There’s nothing quite like small-town newspapers, full of local history and anecdotes, promoting nearby sights, celebrating achievements big and small, and connecting people with needs to those who want to help.

As more newspapers crumble under the pressures of increasing costs and declining revenue, Michael Shepard (’85 Comm.) has found an unusual place to help resurrect that connection: magazines distributed by local electric utilities and broadband providers.

Michael Shepard in a cap stands by a river in a forest
Michael Shepard (Courtesy Michael Shepard/X)

Shepard is CEO of Pioneer Utility Resources, based in Hillsboro, Oregon. The 67-year-old communications cooperative helps more than 250 not-for-profit public utilities, broadband providers, and state associations communicate with their customers. Utilities from around the country and as far afield as Liberia, Africa, take advantage of the company’s expertise in publishing print materials, designing websites, running social media and marketing campaigns, and implementing 24/7 responses to outages and emergencies.

“Our biggest thing is our magazines,” Shepard says. In this age of digital media, “the growth has been stunning.” Ruralite and six other magazines, a mix of utility information and local content, are delivered to more than 1.4 million mailboxes from Barrow, Alaska, to Key West, Florida. “We are sometimes one of the few sources of local news,” Shepard adds.

Recent issues explored stargazing, hot- air balloons, a paralyzed teen who does barrel racing, and a company that makes elaborate cakes for hospitalized children. Northwest-focused Ruralite magazines ran a yearlong series on the changing face of rural health care and another on the robot revolution.

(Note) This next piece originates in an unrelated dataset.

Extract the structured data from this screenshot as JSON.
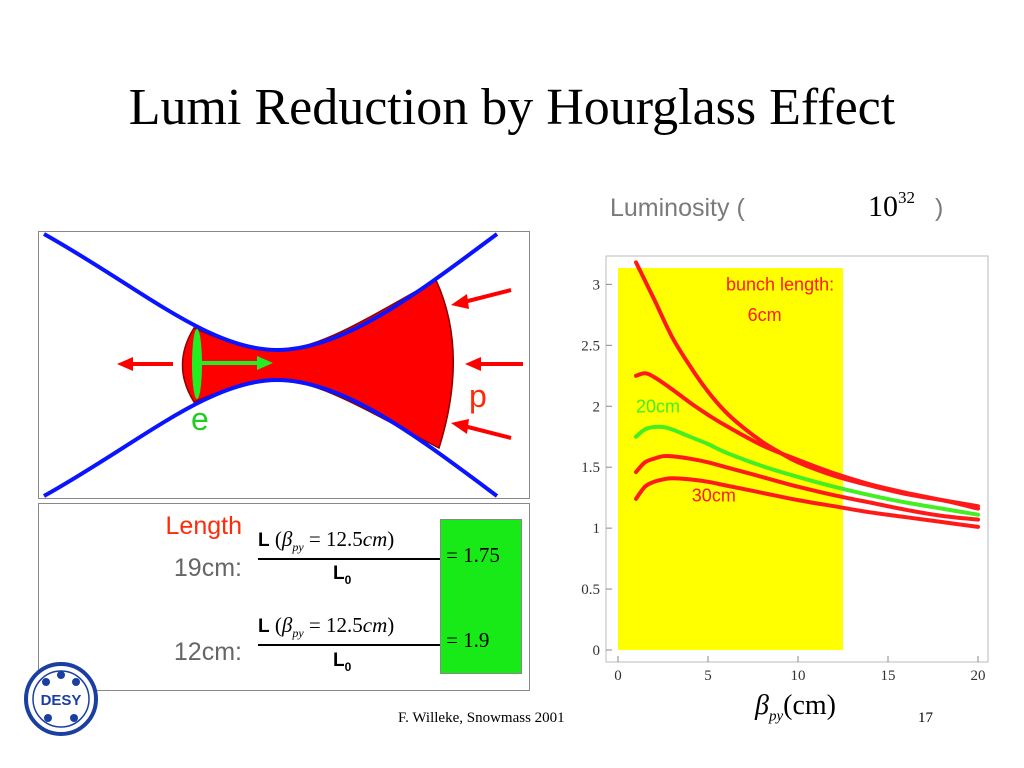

The “Readers Exchange” section prompted a group of women in Pendleton, Oregon, to collect buttons for a Walla Walla woman’s request for her granddaughter’s button collection. They keep on meeting monthly to socialize and fulfill other requests, from heirloom seeds to doll clothes.

“The history of electric utility publications is fascinating,” Shepard says. “In the early days of installation of electricity, there was no profit for electric companies running wire over so many miles in rural areas. So farmers started not-for-profit entities to electrify their areas, federal government gave loans, and there was a substantial aspect of altruism within the co-ops. The same thing is happening with broadband.”

A desire to get back to a rural lifestyle prompted Shepard’s move to Pioneer in 2016, after 31 years in the traditional news business. He and his wife, Rhonda (’87 Socio.), live on a 20-acre hobby farm outside Hillsboro with dogs, goats, and chickens.

He started his journalism journey in the small town of Friday Harbor, where he edited the high school newspaper, and continued at WSU as reporter and then managing editor at the Daily Evergreen. After college, he took a job with what’s now the Moscow-Pullman Daily News.

In his next small town, Silverdale, he edited the Reporter newspaper, and was eventually promoted to managing editor of 16 Washington newspapers run by Sound Publishing. “I kept asking questions about advertising and distribution, and so they said, ‘Why don’t you try running the Port Orchard Independent?’” he remembers. “I felt I had more business sense than reporting skills, and you end up where your skills take you.”

After almost 12 years with Sound Publishing, his business acumen and love for local news led him to the Seattle Times Company, where he served as publisher of the Walla Walla Union-Bulletin and the Yakima Herald-Republic. He rose to senior vice president of business operations for the Seattle Times, overseeing circulation, buildings, presses, and human resources, then held a senior management position with Wick Communications.

At Pioneer, he manages about 100 communications, digital, and energy efficiency professionals. “My goal is to unleash the talent of the team,” says Shepard, using baseball to describe his management style.

“In baseball, there are five key tools that a non-pitcher can have: hitting for average, hitting for power, speed on the basepaths, fielding ability, and throwing-arm strength. Having all five tools at a major-league level is exceedingly rare. The key to success in baseball, as it is in building a company, is building a successful team that can give you those skills where and when they are needed⁠—a collection of two-, three-, and four-tool players.

“I’m not a five-tool CEO, but I think I am decent at assembling good teams and leveraging those major-league skill sets.”